For cell viability test, U87t-Sema3C cells (5 × 10³ cells/well) were seeded in round bottom Nunclon Sphera 96U-well plate and incubated for 2 days in DMEM medium with 1 µg/mL of tetracycline. Completely formed cell spheroids were transferred to regular 6 well plate (3 spheroids/well) with DMEM medium supplemented with 0.1 µg/mL of tetracycline. After 24 hours, cell media was changed to DMEM medium with 4 mM of NaVP or 32.6 µM of cisplatin (Sigma-Aldrich, cat. No. P4394) and 0.1 µg/mL of tetracycline for the next two days. For controls, DMEM medium supplemented with 0.1 µg/mL of tetracycline was used. The morphological changes of U87t-Sema3C cells in spheroids were assessed by propidium iodide (10 μg/mL, PI; Sigma-Aldrich) staining, which shows brightly red colored necrotic cells and Hoechst 33342 (5 μg/mL; Life Technologies, Darmstadt, Germany) staining, which binds to the DNA of live cells (homogenous blue color) and also shows apoptotic cells (bright blue color). Green fluorescence of U87t-Sema3C cells indicates live Sema3C-expressing cells. Results were taken with a fluorescence microscope at 20× magnification.

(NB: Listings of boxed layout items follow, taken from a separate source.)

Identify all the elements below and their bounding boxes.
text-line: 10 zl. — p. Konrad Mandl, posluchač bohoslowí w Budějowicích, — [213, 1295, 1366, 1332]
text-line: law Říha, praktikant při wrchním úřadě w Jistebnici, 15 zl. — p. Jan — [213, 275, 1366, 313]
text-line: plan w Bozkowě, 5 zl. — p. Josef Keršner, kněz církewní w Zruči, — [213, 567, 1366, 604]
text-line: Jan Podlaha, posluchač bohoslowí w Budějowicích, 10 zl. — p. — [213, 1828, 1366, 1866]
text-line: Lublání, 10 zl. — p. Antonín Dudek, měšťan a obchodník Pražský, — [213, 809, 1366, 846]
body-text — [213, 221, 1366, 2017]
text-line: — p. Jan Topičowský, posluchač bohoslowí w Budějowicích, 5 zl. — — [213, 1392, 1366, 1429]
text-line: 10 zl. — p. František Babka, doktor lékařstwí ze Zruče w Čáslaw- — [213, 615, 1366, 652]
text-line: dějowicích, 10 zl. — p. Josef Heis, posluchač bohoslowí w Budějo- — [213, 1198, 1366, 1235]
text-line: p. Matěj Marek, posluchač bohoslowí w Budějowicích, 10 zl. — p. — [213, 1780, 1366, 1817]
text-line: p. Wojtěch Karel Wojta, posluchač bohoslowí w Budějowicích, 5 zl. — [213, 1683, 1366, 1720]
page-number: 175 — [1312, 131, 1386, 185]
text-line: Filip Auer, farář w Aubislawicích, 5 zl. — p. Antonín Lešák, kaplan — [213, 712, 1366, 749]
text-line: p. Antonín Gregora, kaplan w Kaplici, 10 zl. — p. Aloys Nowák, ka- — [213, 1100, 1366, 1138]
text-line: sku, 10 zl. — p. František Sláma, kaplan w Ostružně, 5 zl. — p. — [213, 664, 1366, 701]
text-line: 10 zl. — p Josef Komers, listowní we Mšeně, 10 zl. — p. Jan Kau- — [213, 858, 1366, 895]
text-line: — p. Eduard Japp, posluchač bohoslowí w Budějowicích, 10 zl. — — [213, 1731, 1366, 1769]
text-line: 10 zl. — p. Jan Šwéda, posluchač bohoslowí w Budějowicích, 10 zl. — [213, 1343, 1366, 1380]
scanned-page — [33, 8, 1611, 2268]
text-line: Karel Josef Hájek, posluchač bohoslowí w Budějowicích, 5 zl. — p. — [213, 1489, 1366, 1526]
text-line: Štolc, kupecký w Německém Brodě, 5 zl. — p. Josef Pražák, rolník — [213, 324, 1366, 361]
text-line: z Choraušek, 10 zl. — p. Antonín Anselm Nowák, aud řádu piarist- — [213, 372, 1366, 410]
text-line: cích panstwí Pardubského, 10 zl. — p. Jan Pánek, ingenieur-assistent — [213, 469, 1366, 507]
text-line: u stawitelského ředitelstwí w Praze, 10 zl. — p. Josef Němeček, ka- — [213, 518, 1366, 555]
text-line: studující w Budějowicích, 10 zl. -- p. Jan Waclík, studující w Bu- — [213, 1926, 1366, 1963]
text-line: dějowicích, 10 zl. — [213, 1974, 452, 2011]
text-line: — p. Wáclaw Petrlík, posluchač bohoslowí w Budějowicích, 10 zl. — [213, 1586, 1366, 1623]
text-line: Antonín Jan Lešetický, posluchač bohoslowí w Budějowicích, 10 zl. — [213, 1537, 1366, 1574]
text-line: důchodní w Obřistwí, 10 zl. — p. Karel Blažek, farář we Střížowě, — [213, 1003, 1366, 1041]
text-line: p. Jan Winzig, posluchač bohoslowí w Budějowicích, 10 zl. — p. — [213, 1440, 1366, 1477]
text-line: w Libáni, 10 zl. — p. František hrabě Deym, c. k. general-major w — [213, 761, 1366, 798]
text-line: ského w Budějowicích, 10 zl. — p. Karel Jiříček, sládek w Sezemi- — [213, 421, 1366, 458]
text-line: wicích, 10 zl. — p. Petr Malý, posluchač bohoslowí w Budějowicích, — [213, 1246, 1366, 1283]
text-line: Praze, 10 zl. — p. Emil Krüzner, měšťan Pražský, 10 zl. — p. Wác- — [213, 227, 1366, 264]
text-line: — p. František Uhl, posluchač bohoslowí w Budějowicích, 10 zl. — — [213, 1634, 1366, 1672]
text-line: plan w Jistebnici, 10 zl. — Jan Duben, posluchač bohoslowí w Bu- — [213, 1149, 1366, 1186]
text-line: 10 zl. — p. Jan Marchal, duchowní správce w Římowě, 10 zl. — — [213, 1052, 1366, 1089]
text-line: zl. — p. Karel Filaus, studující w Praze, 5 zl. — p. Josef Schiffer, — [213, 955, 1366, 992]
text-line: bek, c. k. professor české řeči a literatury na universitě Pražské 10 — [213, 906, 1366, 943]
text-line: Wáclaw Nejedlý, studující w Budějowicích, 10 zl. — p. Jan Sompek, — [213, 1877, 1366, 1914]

4.11. Statistical Analysis

GraphPad Prism (version 7.0, Graph-Pad Software, Inc., San Diego, CA, USA) and SPSS software (version 25.0, IBM SPSS, Armonk, NY, USA) were used to evaluate the data of the frequency of proliferation, invasion, and adhesion among investigated groups. Results were shown as means ± SD. The chi-squared test was carried out to determine statistically significant data. The normality assumption was verified by the Shapiro–Wilk test. Data are expressed as median and range (minimum and maximum values) because normality assumptions are not met. Differences between two independent groups were evaluated using the nonparametric Mann–Whitney U test. Statistical significance was indicated as p < 0.05.